In the News
Clark County’s Not-So-Secret Weapon in the War on Coronavirus
- Clark County Today
When a COVID-19 outbreak occurred at a local frozen fruit packing facility, Clark County’s contact notification system was put to its first major test. But without help, the County feared the outbreak could spread uncontrollably.
Working with the Oregon Public Health Institute, PHI’s Tracing Health program was brought in to hire, train and deploy contact tracing teams. Normally the County would have needed significant time and resources to begin hiring, but the PHI program knew that moving quickly was critical.
Within six days of PHI starting work with Washington County, over 1,000 applications had come in for potential contact tracing staff. Of those hired, 90 percent spoke at least two languages, covering six total languages in addition to English. This was especially valuable for addressing the outbreak at the Firestone fruit plant, where many of the employees speak little English.
“Our experience with PHI has exceeded our expectations.
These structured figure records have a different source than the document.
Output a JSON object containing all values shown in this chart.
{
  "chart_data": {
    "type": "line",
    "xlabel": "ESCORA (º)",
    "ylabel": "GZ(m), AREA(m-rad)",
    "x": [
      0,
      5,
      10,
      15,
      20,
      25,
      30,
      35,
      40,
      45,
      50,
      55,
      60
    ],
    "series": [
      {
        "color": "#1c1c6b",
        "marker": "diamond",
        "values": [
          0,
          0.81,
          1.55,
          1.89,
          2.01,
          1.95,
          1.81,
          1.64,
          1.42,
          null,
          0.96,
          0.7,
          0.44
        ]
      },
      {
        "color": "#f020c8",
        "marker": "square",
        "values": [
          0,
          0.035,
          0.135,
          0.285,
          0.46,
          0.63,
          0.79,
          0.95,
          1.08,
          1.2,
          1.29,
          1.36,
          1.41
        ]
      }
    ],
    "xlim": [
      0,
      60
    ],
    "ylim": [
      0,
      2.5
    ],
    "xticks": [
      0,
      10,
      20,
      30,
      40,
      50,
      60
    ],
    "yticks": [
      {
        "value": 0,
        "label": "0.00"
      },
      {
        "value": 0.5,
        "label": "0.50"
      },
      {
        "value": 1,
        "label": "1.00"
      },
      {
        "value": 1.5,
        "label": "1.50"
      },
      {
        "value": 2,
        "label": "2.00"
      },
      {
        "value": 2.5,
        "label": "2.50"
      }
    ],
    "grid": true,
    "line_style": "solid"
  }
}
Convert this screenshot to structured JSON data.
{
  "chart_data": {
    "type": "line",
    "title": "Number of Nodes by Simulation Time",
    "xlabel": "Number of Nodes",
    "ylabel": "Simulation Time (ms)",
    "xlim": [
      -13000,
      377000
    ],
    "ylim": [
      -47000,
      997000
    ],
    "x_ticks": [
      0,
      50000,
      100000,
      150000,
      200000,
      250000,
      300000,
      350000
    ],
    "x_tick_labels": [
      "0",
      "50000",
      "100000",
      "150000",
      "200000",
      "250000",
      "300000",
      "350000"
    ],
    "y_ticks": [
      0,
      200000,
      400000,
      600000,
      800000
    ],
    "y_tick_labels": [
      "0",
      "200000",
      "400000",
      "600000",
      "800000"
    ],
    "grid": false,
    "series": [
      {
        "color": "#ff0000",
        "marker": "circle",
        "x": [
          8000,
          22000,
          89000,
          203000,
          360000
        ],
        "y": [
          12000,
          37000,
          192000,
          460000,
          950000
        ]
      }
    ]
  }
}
PHI immediately provided assistance, and as a result, we were able to control the (Firestone) outbreak and keep it from spreading further into our community.” Dr. Alan Melnick, Public Health director and Clark County Health officer.
According to Marta Induni, PhD, MA, BA, the program director for Tracing Health, a huge percentage of the people who applied to fill the positions said it wasn’t about the money as much as it was about the ability to do something good for their communities during the pandemic. “They really are on the phones because they want to help,” she said.
The contact tracing “micro teams,” as Induni calls them, are made up of eight contact notifiers, one supervisor, and a resource coordinator whose job is to interface with local officials on any requests for things like food assistance, prescriptions, or other services for people being asked to isolate.
When people identify a potential exposure, information about the person who may have exposed them is not disclosed by the county. “It’s not just a courtesy thing,” says Induni. “It’s protected health information.”
“We also do what’s called active monitoring, which is, we actually check in with these people every day, to see if they’re sick, to see how they’re doing…. We’ve got a really good workforce. We have alacrity, we can move around quickly, and we’ll grow when we need to.” Marta Induni, program director for Tracing Health.